Regeringsmaatregel roept vragen en bedenkingen op
De regering-Michel heeft besloten dat je vanaf 1 januari 2018 elke maand tot 1.000 euro onbelast mag bijverdienen als vrijwilliger. Aanvankelijk was er sprake van 500 euro per maand. Jaarlijks mag het maximaal om 6.000 euro gaan.
Met de maatregel wil de regering iets doen voor verenigingen die hun vrijwilligers een vergoeding geven en een aantal activiteiten weghalen uit het grijze circuit. Volgens de bestaande regels kan je als vrijwilliger 1.334 euro per jaar of 33,36 euro per dag als vergoeding ontvangen, uitzonderingen buiten beschouwing gelaten.
Het aantal ‘jobs’ die je als vrijwilliger mag doen is ‘relatief beperkt’. Het gaat vooral over vrijwilligerswerk in sportclubs, culturele verenigingen en diensten van burger tot burger. Onder meer monitoren, sportcoaches, babysitters, mensen die zorgbehoevenden gezelschap houden en vrijwilligers in zorginstellingen komen in aanmerking. Je kan dit alleen doen als je minstens 4/5 werkt of gepensioneerd bent.

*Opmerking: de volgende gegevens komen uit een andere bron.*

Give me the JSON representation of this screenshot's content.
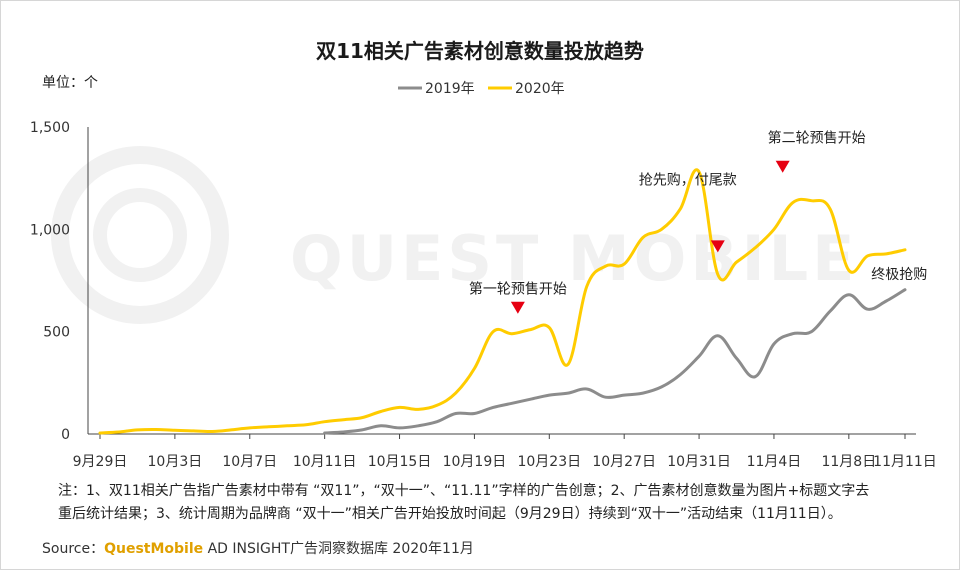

De reacties op deze maatregel lopen uiteen. Op zich is het goed dat inspanningen van mensen worden beloond. Een spontane reactie die we kregen luidde als volgt: ‘Liever het plezante jaarlijkse etentje met de vereniging dan een forse vergoeding van 1.000 euro’. Het Rode Kruis lieten weten dat zijn vrijwilligers geen vergoeding krijgen, alleen een bedrag voor verplaatsingskosten. Vanuit diverse hoeken was kritiek te horen omdat sommige vrijwilligers het vooral zouden doen om de centen. De werkgeversorganisatie Unizo is bang dat er voor een aantal diensten oneerlijke concurrentie kan ontstaan. Denk aan de vrijwillige tuinier die het werk inpikt van een kleine zelfstandige.
Dunne grens
Vicepremier Alexander De Croo repliceerde dat de regering goed had bekeken wat wel en niet zou kunnen. Maar als je naar de lijst van activiteiten kijkt, zijn er toch wel bij waar de grens erg dun is tussen het beroepsmatig uitoefenen van een activiteit en deze als vrijwilliger uitoefenen. Heel wat vzw’s hebben helemaal geen geld om vergoedingen te geven aan hun vrijwilligers. In een aantal gevallen lijden ze ook onder besparingen.
Mogelijk effent dit het pad voor nieuwe personeelsbesparingen, waarbij een stuk van het werk wordt doorgeschoven naar vrijwilligers. En dat terwijl er in diverse sectoren nu al een tekort is aan betaalde krachten. Voor de vakbond kan het hoe dan ook niet dat gewone tewerkstelling wordt omgezet in ‘vrijwilligersjobs’.
Opvallend is weer eens de uitsluiting van de mensen die minder dan 4/5 werken of niet met pensioen zijn. Voor de werkloze of gedwongen halftijdse werknemer, die zijn tijd zinvol opvult, is er maar een optie: gratis werken. Wie niet uit eigen keuze deeltijds werkt, snakt dikwijls naar een voltijdse baan en loon naar werken.
Als je denkt aan de toegestane vergoeding, heb je toch de indruk dat de ministers op een andere planeet leven: tot 1.000 euro per maand! Er zijn werknemers, zeker deeltijdse, die het met minder loon moeten stellen. Sommige mensen zullen in theorie meer kunnen verdienen met hun vrijwilligerswerk dan met hun echte baan. Bizar.